Tuesday, October 8, 2013

It Might Seem Far, but God Will Bring You to it


When I was younger, I was always excited to see blimps flying over my neighborhood. It was a typical sight to see a Goodyear or MetLife blimp sailing across the air. I often wondered was there anyone inside of it. After all, who was piloting it and making sure that it went were it was supposed to go.

Yesterday, as my mother and I were driving from North Dallas back home to DeSoto, we spotted a blimp in the distance. We were heading south on Interstate 75 and saw this large figure floating in the sky. “Look, it’s a blimp,” I yelled, narrowing my focus more intently on it as we rode along.” I said this with the same enthusiasm as I did back when I was an adolescent.

By the time we neared downtown Dallas, the skyline of tall, beautiful buildings had swallowed it. It was no longer visible and seemed completely out of reach. We veered onto Woodall Rodgers Freeway and as soon as we did, the blimp reappeared.

We made our way onto Interstate 35 to head south for home. In the distance, we could see the blimp as it cascaded over the Margaret Hunt Bridge. “That blimp sure is getting around,” my mother shared. “It’s as if God is showing us something in the distance that we will never be able to reach, yet the more we drive the closer we seem to get to it.”


Our trek took us on to Highway 67 and we made it home. I didn’t think much more about the blimp. A short while later, I went to check the mailbox and lo and behold, I looked up toward the sky and there was the blimp! It was now in “reading view” and hovering over my neighborhood. What once seemed to far away, so unreachable and at such a distance was now in direct view.

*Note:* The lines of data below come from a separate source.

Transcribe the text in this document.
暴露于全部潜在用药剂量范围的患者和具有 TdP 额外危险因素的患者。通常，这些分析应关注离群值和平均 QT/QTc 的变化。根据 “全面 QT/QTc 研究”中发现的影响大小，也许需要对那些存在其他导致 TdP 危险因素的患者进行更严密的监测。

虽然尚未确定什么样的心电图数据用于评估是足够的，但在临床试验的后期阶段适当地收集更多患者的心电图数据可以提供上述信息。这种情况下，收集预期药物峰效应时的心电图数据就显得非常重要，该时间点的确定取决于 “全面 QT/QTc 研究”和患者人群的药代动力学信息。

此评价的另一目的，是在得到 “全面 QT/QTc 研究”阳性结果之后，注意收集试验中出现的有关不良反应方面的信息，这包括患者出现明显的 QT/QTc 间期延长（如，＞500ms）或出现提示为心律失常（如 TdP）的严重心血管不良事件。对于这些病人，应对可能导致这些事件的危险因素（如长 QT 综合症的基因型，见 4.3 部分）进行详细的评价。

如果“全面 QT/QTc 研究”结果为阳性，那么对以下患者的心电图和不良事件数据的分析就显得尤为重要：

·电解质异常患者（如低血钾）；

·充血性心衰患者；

I realized that’s how God handles his plans with us sometimes. God will give us the “vision” for something and it can seem so far away and unreachable. We often find ourselves thinking that we will never be able to “reach it” or “attain it.” It can literally seem impossible. But after we’ve traveled enough on our journey, remaining faithful and navigating all the twists and turns, the highways and byways of life, God will bring it to us. We don’t have to chase our blessings. God brings it to us.

Whatever you’re dealing with today, I pray that God will remind you that his plan will come into “direct view,” and I pray that you will stay the course of this faith journey. Keep this acronym for faith in mind: For Anything Impossible Trust Him.



Prayer: Dear God, thank you for showing me a glimpse of your plan for my life. Even when things seem so far away and unreachable, I trust that you are working your plan for me. Help me to stay focused on you and to believe that nothing is impossible with you. In Jesus’ name, I pray. Amen.

Thursday, October 3, 2013

Are You on the Wrong Train?


One late afternoon, I left work early to board the Metro Subway in search of the Department of Motor Vehicles on the lower end of Maryland. I had been a new resident all of six weeks and was informed by the management of the apartment complex where I lived that I was required to have  Maryland license plates and a Maryland driver’s license or risk having my car towed.


I made my way to the platform of the Metro Subway and waited for the Orange Line to pull up. It was the one I rode everyday to get to the Smithsonian Institution where I worked. I boarded it, and after listening to the operator announce the calls of what was next, I realized that I was going the wrong direction. The train was going north and I was supposed to be going south.

I got off at the next stop and headed back to where I began. When I arrived, all the other workers in DC, Virginia and Maryland also arrived. So much for leaving work early. It was crowded. Trains were full, people poured out like maple syrup and I needed to cross over to the other side of the platform to get on the right train. I did - only to miss the first one that came. I looked up and the sign indicated that the next train was coming in seven minutes. It was the Red Line and I learned that it would take me to the very place that I was trying to reach. As I rode the train, daylight began to grow into dusk. The fall season in Maryland adheres to the time change and night comes quickly. I arrived at my stop, walked two blocks to the DMV and saw the “closed sign” on the door. It was 6:05 p.m.
I was tired and frustrated. It was a wasted trip.


As it turns out, I never went back to the DMV and my car was never towed. I made a trip and headed to a place based on a “mandate” given to me by someone else, yet was still able to move through the city with the license and tags that I had from Texas. In fact, I kept them the duration of the time that I worked in Washington, DC and never once was stopped by anyone, ticketed or given a citation.

God recently brought that back to my memory as I have pondered and discerned where I am in my career. I know am in the right “subway terminal” but somehow I feel like I am on the wrong platform, on the wrong line, and need to cross over to get to the right train. Sometimes we think we are headed in the right direction based on simply being in the “subway terminal” of where God is calling us, but trying to navigate your way through the different routes of your call can easily have you on the wrong line. And in the process, it can be expensive (I went through two zones and used up what was on my Metro card) and time-consuming.

Maybe God is telling you to move around the platform and get on the Red Line because the Orange Line is taking you on a different route than what’s necessary for where God wants you to be. And maybe the very thing that is being “mandated” is not even necessary for you to continue in what God has called you to do! Are you on the wrong train? Is it time to go in a different direction? Seek God for clarity.